- Born: May 2, 1974 (age 52) Fort Wayne, Indiana
- Education: DePauw University (BA), Harvard Business School (MBA)
- Occupation: Chief Customer Officer of ANGI Homeservices Inc.
- Known for: Co-Founder of Angie's List

= Angie Hicks =

American businessperson

Angie Hicks (born May 2, 1974) is the chief customer officer of ANGI Homeservices Inc. and the co-founder of Angie's List (now known as Angi).

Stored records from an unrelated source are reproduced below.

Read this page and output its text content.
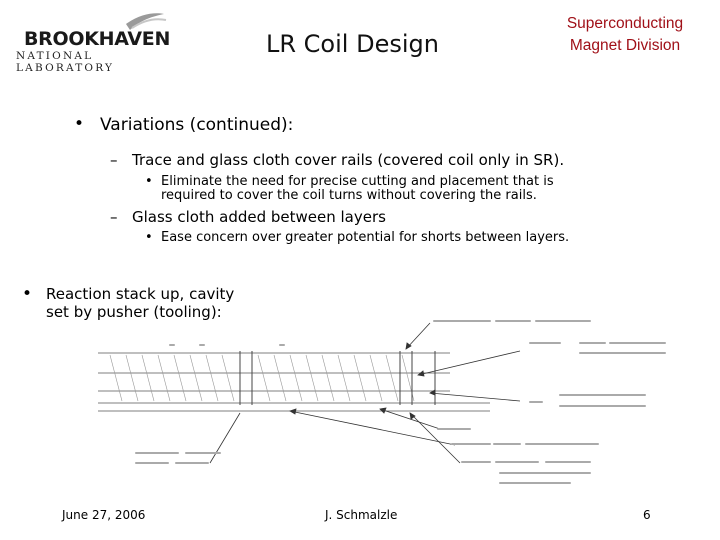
BROOKHAVEN
NATIONAL LABORATORY
LR Coil Design
Superconducting
Magnet Division
• Variations (continued):
– Trace and glass cloth cover rails (covered coil only in SR).
• Eliminate the need for precise cutting and placement that is
required to cover the coil turns without covering the rails.
– Glass cloth added between layers
• Ease concern over greater potential for shorts between layers.
• Reaction stack up, cavity
set by pusher (tooling):
June 27, 2006	J. Schmalzle	6
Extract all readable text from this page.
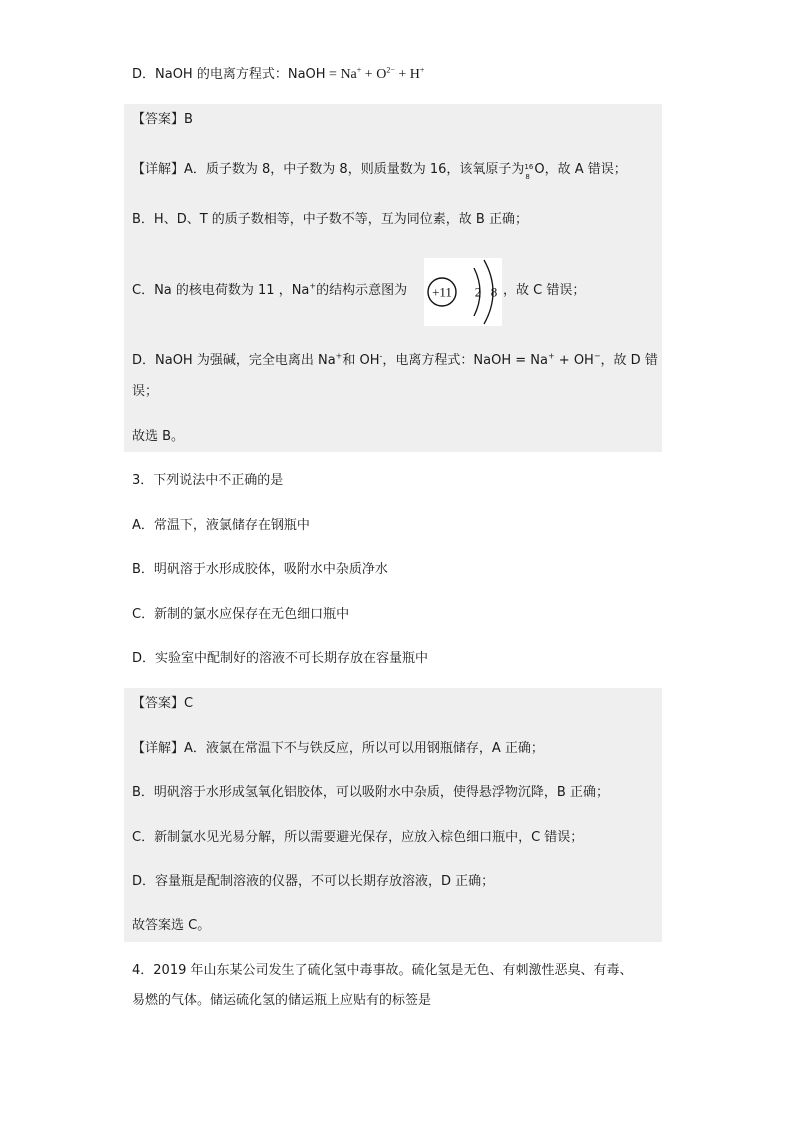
D．NaOH 的电离方程式：NaOH = $Na^+ + O^{2-} + H^+$
【答案】B
【详解】A．质子数为 8，中子数为 8，则质量数为 16，该氧原子为 16
8 O，故 A 错误；
B．H、D、T 的质子数相等，中子数不等，互为同位素，故 B 正确；
C．Na 的核电荷数为 11 ，Na+的结构示意图为	，故 C 错误；
+11 2 8
D．NaOH 为强碱，完全电离出 Na+和 OH-，电离方程式：NaOH = Na+ + OH−，故 D 错
误；
故选 B。
3．下列说法中不正确的是
A．常温下，液氯储存在钢瓶中
B．明矾溶于水形成胶体，吸附水中杂质净水
C．新制的氯水应保存在无色细口瓶中
D．实验室中配制好的溶液不可长期存放在容量瓶中
【答案】C
【详解】A．液氯在常温下不与铁反应，所以可以用钢瓶储存，A 正确；
B．明矾溶于水形成氢氧化铝胶体，可以吸附水中杂质，使得悬浮物沉降，B 正确；
C．新制氯水见光易分解，所以需要避光保存，应放入棕色细口瓶中，C 错误；
D．容量瓶是配制溶液的仪器，不可以长期存放溶液，D 正确；
故答案选 C。
4．2019 年山东某公司发生了硫化氢中毒事故。硫化氢是无色、有刺激性恶臭、有毒、
易燃的气体。储运硫化氢的储运瓶上应贴有的标签是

== Early life and education ==
Hicks grew up in Fort Wayne, Indiana. She earned a Bachelor of Arts degree in economics from DePauw University, and a Master of Business Administration from Harvard Business School.

== Career ==
Hicks interned during college at CID Equity Partners, a venture capital firm where she met venture capitalist Bill Oesterle. In 1995, Oesterle hired Hicks to start Columbus Neighbors, a call-in service and publication with reviews of local home and lawn services in Columbus, Ohio. After Hicks recruited over 1,000 members in one year, the company was renamed Angie's List. In 1996, it acquired Unified Neighbors, a similar company in Indianapolis, then moved Angie's List's headquarters to that city in 1999.

In 2017, IAC announced its plans to acquire Angie's List and combine it with IAC's HomeAdvisor to form a new publicly traded company called ANGI Homeservices Inc. Hicks became the Chief Customer Officer of ANGI Homeservices Inc., a digital marketplace service that connects consumers with service professionals for home repair, maintenance and improvement projects.

Hicks is a member of the Techpoint board of directors and a co-founder and past member of the board of directors of The Governor Bob Orr Indiana Entrepreneurial Fellowship Program. She was a member of the Indianapolis Chamber of Commerce board of directors until 2016.